The establishment of a partially NHL-backed league attracting top international players would be considered a game-changer for women’s hockey.
It would be separate from the six-team Premier Hockey Federation, which was founded in 2015, and remains North America’s only women’s professional hockey league. In January, the PHF announced it is expanding to eight teams, and more than doubling its salary cap per team to $750,000 next season.
PWHPA members have mostly balked at joining the PHF while in pursuit of establishing their own league in which players receive livable wages, health care and have dedicated access to training and practice facilities.
The PWHPA was formed three years ago following the demise of the Canadian Women’s Hockey League. In that time, the association has attracted enough corporate and media broadcasting partnerships to base players in five hub cities — two in the U.S. and three in Canada — to practice and compete against each other expense-free in a series of barn-storming weekend events across the continent.
The most recent “Dream Gap Tour” stop was in Ottawa last weekend, with another scheduled for Washington, D.C., this weekend.

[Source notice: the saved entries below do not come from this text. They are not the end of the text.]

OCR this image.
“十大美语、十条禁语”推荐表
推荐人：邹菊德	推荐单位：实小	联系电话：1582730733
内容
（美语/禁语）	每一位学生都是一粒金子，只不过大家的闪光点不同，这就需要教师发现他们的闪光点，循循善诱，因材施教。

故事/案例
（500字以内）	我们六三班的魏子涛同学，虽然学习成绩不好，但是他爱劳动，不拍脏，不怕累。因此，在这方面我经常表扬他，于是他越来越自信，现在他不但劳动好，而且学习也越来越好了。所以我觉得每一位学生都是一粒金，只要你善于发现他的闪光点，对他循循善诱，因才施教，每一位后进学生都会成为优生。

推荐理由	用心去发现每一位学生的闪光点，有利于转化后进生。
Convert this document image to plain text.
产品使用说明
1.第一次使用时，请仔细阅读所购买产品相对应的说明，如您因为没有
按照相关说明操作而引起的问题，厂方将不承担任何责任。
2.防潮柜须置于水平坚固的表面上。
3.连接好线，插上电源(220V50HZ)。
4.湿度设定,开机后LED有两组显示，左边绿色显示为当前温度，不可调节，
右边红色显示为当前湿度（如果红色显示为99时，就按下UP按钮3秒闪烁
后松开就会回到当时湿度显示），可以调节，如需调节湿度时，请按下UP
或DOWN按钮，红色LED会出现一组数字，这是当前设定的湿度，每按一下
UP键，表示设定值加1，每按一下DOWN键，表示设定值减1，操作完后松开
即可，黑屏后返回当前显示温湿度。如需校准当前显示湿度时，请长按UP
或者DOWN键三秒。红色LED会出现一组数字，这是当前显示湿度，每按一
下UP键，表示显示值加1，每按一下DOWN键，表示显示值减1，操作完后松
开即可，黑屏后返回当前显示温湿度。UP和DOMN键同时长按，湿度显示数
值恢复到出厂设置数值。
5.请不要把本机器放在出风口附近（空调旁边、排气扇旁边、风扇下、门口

The PWHPA is also hosting a “Rivalry Rematch” game between the United States and Canada set for Pittsburgh on March 12. It will be the cross-border rivals’ first meeting since Canada won Olympic gold with a 3-2 victory over the Americans last month.
The buzz over the PWHPA inching closer to forming a league grew immediately in the aftermath of Canada’s victory.
Canadian forward Brianne Jenner cited corporate support in both the PWHPA and PHF by saying, “I think we’re not that far off.”
“I think there is a market out there, and a lot of people want to see this level of of women’s hockey on a regular basis,” she added.
Canada coach Troy Ryan urged corporate sponsors to get on board.
“The girls deserve an opportunity to be professional athletes,” Ryan said. “I think if anyone is smart out there, corporate sponsors or donors or business people, they would back it as a business plan because I think there’s a viable market out there for it.”
U.S. captain Kendall Coyne Schofield grew emotional in stressing how important it is for women’s hockey to take advantage of the boost in attention the sport gets following the Olympics.
“Women’s hockey cannot be silent after these two weeks,” Coyne Schofield said. “We need to continue to push for visibility. We need to continue to fight for women’s hockey because it’s not good enough. It can’t end after the Olympic Games.”